Author Tom Pitts Speaking

Punk Globe: Of all your releases which are you most proud of?

Tom: I think Hustle. It was my first novel and I just swung for the fence. It’s certainly earned me more than the others. (Thanks, Hollywood.) I’ve put so much damn time and work into adapting the script. It was optioned and re-optioned. I’m clockin’ years at this point. It’s in good hands, which is probably why it’s still alive. Maybe it’ll get made and I can complete the circle of life with that damn story. 

Punk Globe: Any Internet addresses you would like to share with Punk Globe readers?
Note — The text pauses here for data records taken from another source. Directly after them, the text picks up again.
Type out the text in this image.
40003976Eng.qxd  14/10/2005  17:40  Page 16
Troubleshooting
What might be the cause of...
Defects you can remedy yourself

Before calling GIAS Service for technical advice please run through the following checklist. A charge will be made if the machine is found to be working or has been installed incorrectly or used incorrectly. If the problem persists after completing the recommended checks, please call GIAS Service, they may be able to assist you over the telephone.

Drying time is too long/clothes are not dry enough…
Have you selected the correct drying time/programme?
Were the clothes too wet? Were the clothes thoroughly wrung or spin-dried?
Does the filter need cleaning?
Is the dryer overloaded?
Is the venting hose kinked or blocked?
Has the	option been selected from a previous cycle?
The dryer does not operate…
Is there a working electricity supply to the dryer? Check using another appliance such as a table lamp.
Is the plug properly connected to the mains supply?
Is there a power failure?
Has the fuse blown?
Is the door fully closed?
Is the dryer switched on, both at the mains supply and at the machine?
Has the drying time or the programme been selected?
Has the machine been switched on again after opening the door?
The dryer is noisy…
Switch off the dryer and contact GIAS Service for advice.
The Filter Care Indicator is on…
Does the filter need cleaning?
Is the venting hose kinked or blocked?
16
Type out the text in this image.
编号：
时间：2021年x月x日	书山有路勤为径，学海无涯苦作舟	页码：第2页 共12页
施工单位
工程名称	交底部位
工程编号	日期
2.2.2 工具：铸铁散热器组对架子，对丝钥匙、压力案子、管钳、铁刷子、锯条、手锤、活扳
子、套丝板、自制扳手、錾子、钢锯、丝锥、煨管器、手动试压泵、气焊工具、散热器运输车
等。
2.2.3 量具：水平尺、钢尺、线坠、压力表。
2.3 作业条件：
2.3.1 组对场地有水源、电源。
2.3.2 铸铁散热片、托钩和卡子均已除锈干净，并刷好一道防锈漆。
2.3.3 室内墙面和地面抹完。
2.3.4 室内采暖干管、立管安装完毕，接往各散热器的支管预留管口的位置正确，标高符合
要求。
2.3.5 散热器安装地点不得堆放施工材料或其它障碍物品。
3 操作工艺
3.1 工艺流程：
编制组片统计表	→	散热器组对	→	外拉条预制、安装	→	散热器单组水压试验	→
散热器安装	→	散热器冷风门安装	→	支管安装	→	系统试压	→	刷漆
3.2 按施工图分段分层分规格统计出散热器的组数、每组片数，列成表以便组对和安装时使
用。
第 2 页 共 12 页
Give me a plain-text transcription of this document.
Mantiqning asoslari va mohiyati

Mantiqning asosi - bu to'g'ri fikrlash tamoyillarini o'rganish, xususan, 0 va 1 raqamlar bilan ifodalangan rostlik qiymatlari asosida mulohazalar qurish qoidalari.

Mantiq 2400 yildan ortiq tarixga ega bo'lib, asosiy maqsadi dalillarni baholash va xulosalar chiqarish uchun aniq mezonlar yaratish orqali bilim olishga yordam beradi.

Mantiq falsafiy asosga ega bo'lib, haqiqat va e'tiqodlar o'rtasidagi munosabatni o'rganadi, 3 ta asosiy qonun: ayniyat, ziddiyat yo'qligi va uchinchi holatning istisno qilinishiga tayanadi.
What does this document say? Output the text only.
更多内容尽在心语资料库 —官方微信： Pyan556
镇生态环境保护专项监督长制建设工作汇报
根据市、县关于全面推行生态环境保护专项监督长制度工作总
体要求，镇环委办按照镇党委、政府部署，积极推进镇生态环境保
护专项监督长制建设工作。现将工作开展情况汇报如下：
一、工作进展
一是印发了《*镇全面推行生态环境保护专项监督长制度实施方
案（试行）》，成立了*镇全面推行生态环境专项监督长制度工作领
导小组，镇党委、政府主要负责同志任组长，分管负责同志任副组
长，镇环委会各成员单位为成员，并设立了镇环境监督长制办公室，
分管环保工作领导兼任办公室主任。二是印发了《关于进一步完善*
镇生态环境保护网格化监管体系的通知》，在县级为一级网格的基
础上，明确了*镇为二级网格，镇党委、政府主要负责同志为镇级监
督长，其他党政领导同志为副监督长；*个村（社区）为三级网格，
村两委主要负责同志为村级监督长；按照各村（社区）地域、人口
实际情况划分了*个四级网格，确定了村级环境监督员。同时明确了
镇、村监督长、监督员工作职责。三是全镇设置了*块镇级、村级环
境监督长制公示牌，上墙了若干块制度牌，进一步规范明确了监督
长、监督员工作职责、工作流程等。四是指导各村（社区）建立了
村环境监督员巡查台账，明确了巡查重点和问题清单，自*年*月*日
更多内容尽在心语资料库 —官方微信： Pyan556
Tom: Other than the “socials” I have a website tompittsauthor.com that I really should update once in a blue moon. I mean, they still charge me for it, so yeah, somebody get over there and take a peek. 

Punk Globe:  Describe yourself in three words.

Tom: Jesus, what a litmus test of a question! I mean, do I go funny? Do I go humble? Stay honest? 

Hmmmn. I’ll go with funny, humble, and honest. I know you were thinkin’ I was gonna say, “Sexy as hell!”

Punk Globe: Any last words for Punk Globe readers? 

Tom: Yes. They’d all look better in a Punk Globe t-shirt.